Enzymes for fast and efficient plastic degradation. Polyethylene terephthalate (PET), a semi-aromatic polyester, is one of the highly-consumed plastics with high resistance to biodegradation. However, recently discovered PET-degrading enzymes such as PETase or leaf-branch cutinase (LCC) offer promise to depolymerize PET in an environmentally friendly manner.  First, our laboratory will investigate the mechanistic aspect of such plastic-degrading enzymes using various bulk and single-molecule techniques. Later, insight gained from such studies will be employed to generate enzymes capable of degrading other kinds of plastic such as polyethylene via directed evolution approaches. 

Publications: 

Premashis Manna*, Madeline Hoffmann, Thomas Davies, Matthew P. Johnson, and Gabriela S. Schlau-Cohen, “Energetic driving force for LHCII clustering in plant membranes”, Science Advances, 2023, 9, eadj0807 (*joint first and corresponding author).

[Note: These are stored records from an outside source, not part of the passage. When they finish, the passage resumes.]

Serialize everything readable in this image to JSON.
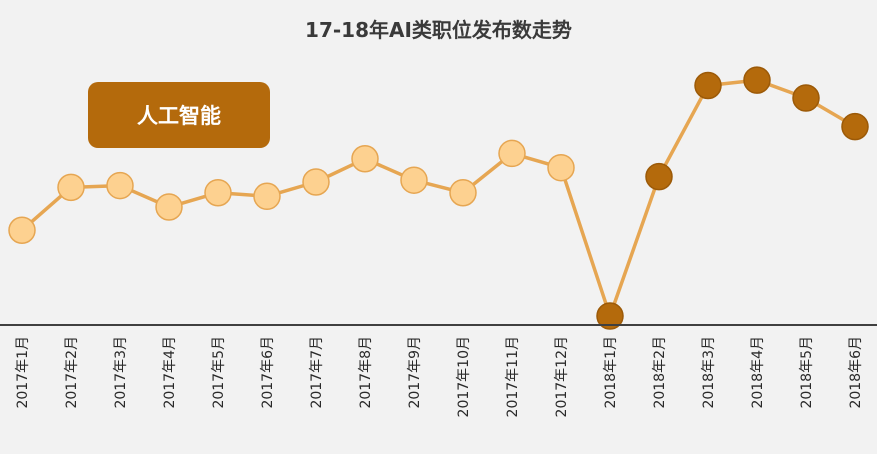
{
  "chart_data": {
    "type": "line",
    "title": "17-18年AI类职位发布数走势",
    "badge_label": "人工智能",
    "xlabel": "",
    "ylabel": "",
    "grid": false,
    "y_axis_visible": false,
    "categories": [
      "2017年1月",
      "2017年2月",
      "2017年3月",
      "2017年4月",
      "2017年5月",
      "2017年6月",
      "2017年7月",
      "2017年8月",
      "2017年9月",
      "2017年10月",
      "2017年11月",
      "2017年12月",
      "2018年1月",
      "2018年2月",
      "2018年3月",
      "2018年4月",
      "2018年5月",
      "2018年6月"
    ],
    "series": [
      {
        "values": [
          18,
          42,
          43,
          31,
          39,
          37,
          45,
          58,
          46,
          39,
          61,
          53,
          -30,
          48,
          99,
          102,
          92,
          76
        ]
      }
    ],
    "ylim": [
      -30,
      120
    ],
    "colors": {
      "line": "#e6a652",
      "marker_2017": "#fdd190",
      "marker_2017_edge": "#e6a652",
      "marker_2018": "#b46a0c",
      "marker_2018_edge": "#9c5a08",
      "axis": "#404040"
    }
  }
}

Sriit Mukherjee, Premashis Manna*, Sheng-Ting Hung, Felix Vietmeyer, Pia Friis, Amy Palmer, and Ralph Jimenez, “Directed evolution of a bright variant of mCherry: Suppression of non-radiative decay by fluorescence lifetime selections”, The Journal of Physical Chemistry B, 2022, 126, 4659-4668 (* joint first and joint corresponding author).

Premashis Manna, Thomas Davies, Madeline Hoffmann, Matthew P. Johnson, and Gabriela S. Schlau-Cohen, “Membrane-dependent heterogeneity of LHCII characterized using single-molecule spectroscopy”, Biophysical Journal, 2021, 120, 3091- 3102.

Premashis Manna, Sheng-Ting Hung, Srijit Mukherjee, Pia Friis, David Simpson, Maria Lo, Amy Palmer and Ralph Jimenez, “Directed Evolution of Excited State Lifetime and Brightness in FusionRed using a Microfluidic Sorter”, Integrative Biology, 2018, 10, 516-526.